In short, Owen’s and Richard’s fight to care for the right to operate on the massive tumor patient was lame.  As was Derek’s excuse for choosing Owen’s “fly by the seat of my pants” technique for the surgery over Richard’s methodical one.  What made this storyline bearable was Cristina Yang. 

I love how she played these two men off of one another for her own personal gain.   I also enjoyed her little dig at Dr. Hotness Jackson Avery for talking up his grandfather’s purportedly altruistic reasons for creating the award in question.   “This has been a message from the Harper Avery Foundation . . .” – classic! 

Also, classic was Meredith’s threatening Owen, after she caught him acting jealous of Sloan for dating Teddy, when he is SUPPOSED to be involved with Cristina.  “[Christina] is part of my team,” asserted Meredith.  “Hurt her and I’ll kick your ass!” 

While Meredith proved herself to be a loyal friend to Cristina, she was significantly  less of one to her half-sister Lexie.  Big Grey merely stared at her sibling, dumbfounded, when Lexie broke down in tears in the bathroom, upon realizing that Sloan was moving on, and that she was not yet over him.  Would a pat on the back have been too much to ask for?

Clearly, Meredith never owned one of these, as a child . . .

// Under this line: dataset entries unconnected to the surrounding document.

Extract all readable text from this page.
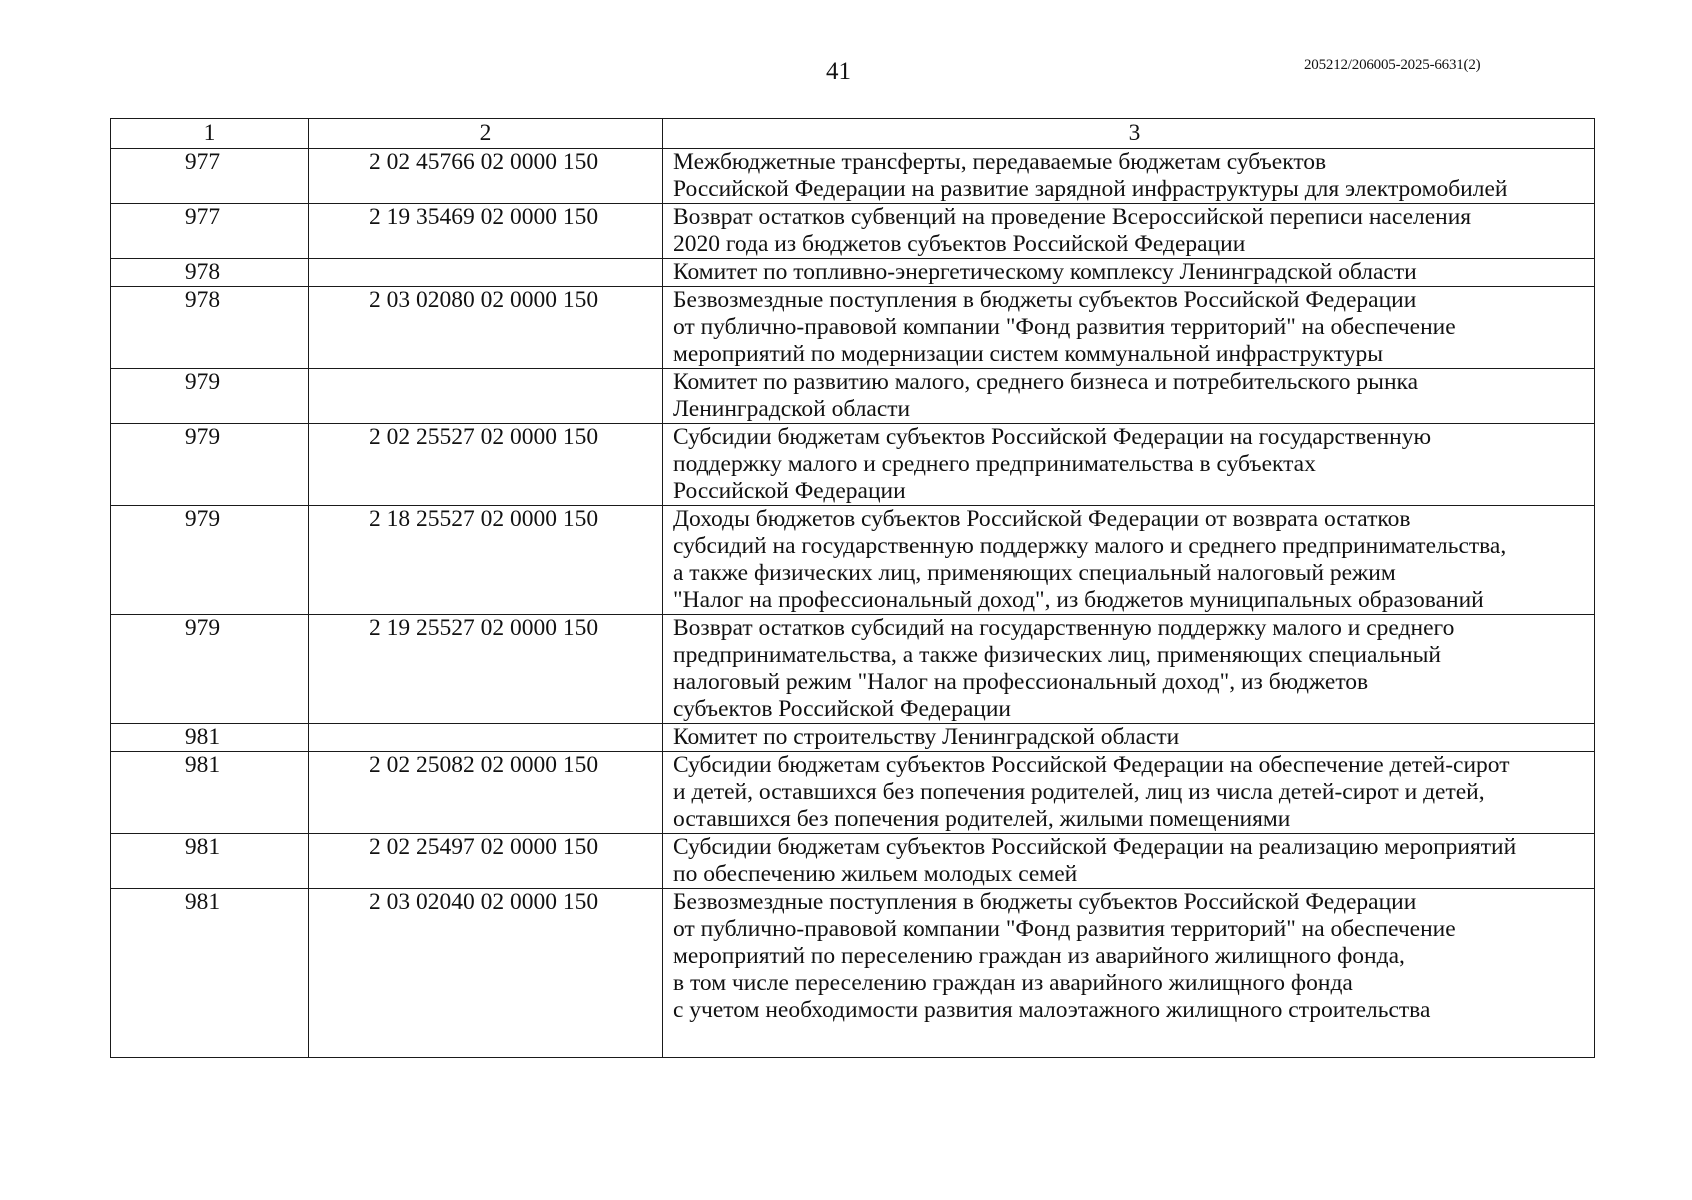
41	205212/206005-2025-6631(2)
1	2	3
977	2 02 45766 02 0000 150	Межбюджетные трансферты, передаваемые бюджетам субъектов
Российской Федерации на развитие зарядной инфраструктуры для электромобилей

977	2 19 35469 02 0000 150	Возврат остатков субвенций на проведение Всероссийской переписи населения
2020 года из бюджетов субъектов Российской Федерации

978		Комитет по топливно-энергетическому комплексу Ленинградской области

978	2 03 02080 02 0000 150	Безвозмездные поступления в бюджеты субъектов Российской Федерации
от публично-правовой компании "Фонд развития территорий" на обеспечение
мероприятий по модернизации систем коммунальной инфраструктуры

979		Комитет по развитию малого, среднего бизнеса и потребительского рынка
Ленинградской области

979	2 02 25527 02 0000 150	Субсидии бюджетам субъектов Российской Федерации на государственную
поддержку малого и среднего предпринимательства в субъектах
Российской Федерации

979	2 18 25527 02 0000 150	Доходы бюджетов субъектов Российской Федерации от возврата остатков
субсидий на государственную поддержку малого и среднего предпринимательства,
а также физических лиц, применяющих специальный налоговый режим
"Налог на профессиональный доход", из бюджетов муниципальных образований

979	2 19 25527 02 0000 150	Возврат остатков субсидий на государственную поддержку малого и среднего
предпринимательства, а также физических лиц, применяющих специальный
налоговый режим "Налог на профессиональный доход", из бюджетов
субъектов Российской Федерации

981		Комитет по строительству Ленинградской области

981	2 02 25082 02 0000 150	Субсидии бюджетам субъектов Российской Федерации на обеспечение детей-сирот
и детей, оставшихся без попечения родителей, лиц из числа детей-сирот и детей,
оставшихся без попечения родителей, жилыми помещениями

981	2 02 25497 02 0000 150	Субсидии бюджетам субъектов Российской Федерации на реализацию мероприятий
по обеспечению жильем молодых семей

981	2 03 02040 02 0000 150	Безвозмездные поступления в бюджеты субъектов Российской Федерации
от публично-правовой компании "Фонд развития территорий" на обеспечение
мероприятий по переселению граждан из аварийного жилищного фонда,
в том числе переселению граждан из аварийного жилищного фонда
с учетом необходимости развития малоэтажного жилищного строительства
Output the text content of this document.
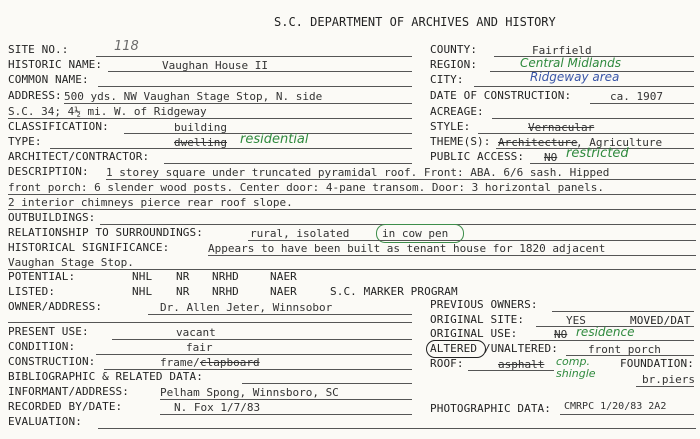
S.C. DEPARTMENT OF ARCHIVES AND HISTORY
SITE NO.:	118
HISTORIC NAME:	Vaughan House II
COMMON NAME:
ADDRESS: 500 yds. NW Vaughan Stage Stop, N. side
S.C. 34; 4½ mi. W. of Ridgeway
CLASSIFICATION:	building
TYPE:	dwelling residential
ARCHITECT/CONTRACTOR:
DESCRIPTION: 1 storey square under truncated pyramidal roof. Front: ABA. 6/6 sash. Hipped
front porch: 6 slender wood posts. Center door: 4-pane transom. Door: 3 horizontal panels.
2 interior chimneys pierce rear roof slope.
OUTBUILDINGS:
RELATIONSHIP TO SURROUNDINGS:	rural, isolated	in cow pen
HISTORICAL SIGNIFICANCE:	Appears to have been built as tenant house for 1820 adjacent
Vaughan Stage Stop.
POTENTIAL:	NHL NR NRHD	NAER
LISTED:	NHL NR NRHD	NAER	S.C. MARKER PROGRAM
OWNER/ADDRESS:	Dr. Allen Jeter, Winnsobor
PRESENT USE:	vacant
CONDITION:	fair
CONSTRUCTION:	frame/ clapboard
BIBLIOGRAPHIC & RELATED DATA:
INFORMANT/ADDRESS:	Pelham Spong, Winnsboro, SC
RECORDED BY/DATE:	N. Fox 1/7/83
EVALUATION:
COUNTY:	Fairfield
REGION:	Central Midlands
CITY:	Ridgeway area
DATE OF CONSTRUCTION:	ca. 1907
ACREAGE:
STYLE:	Vernacular
THEME(S): Architecture
, Agriculture
PUBLIC ACCESS: NO restricted
PREVIOUS OWNERS:
ORIGINAL SITE:	YES	MOVED/DAT
ORIGINAL USE:	NO residence
ALTERED /UNALTERED:	front porch
ROOF:	asphalt comp.
shingle
FOUNDATION:
br.piers
PHOTOGRAPHIC DATA: CMRPC 1/20/83 2A2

In other news, Arizona,  Perky Patron of all things Pediatric, does not want children EVER, but Callie does, and that biological clock is just ticking away.  I smell trouble brewing on the horizon for these two . . .

Does this mean we can’t watch Saturday morning cartoons in bed together anymore?

So what did you think of this episode?  Are you happy about the prospective Teddy / Sloan coupling?  Will jealousy make Owen reevaluate his feelings for Teddy and Christina?  Can Bailey and Gasman possibly make it work when they are on two different television shows?  How do YOU prepare your “surgical field” for date three?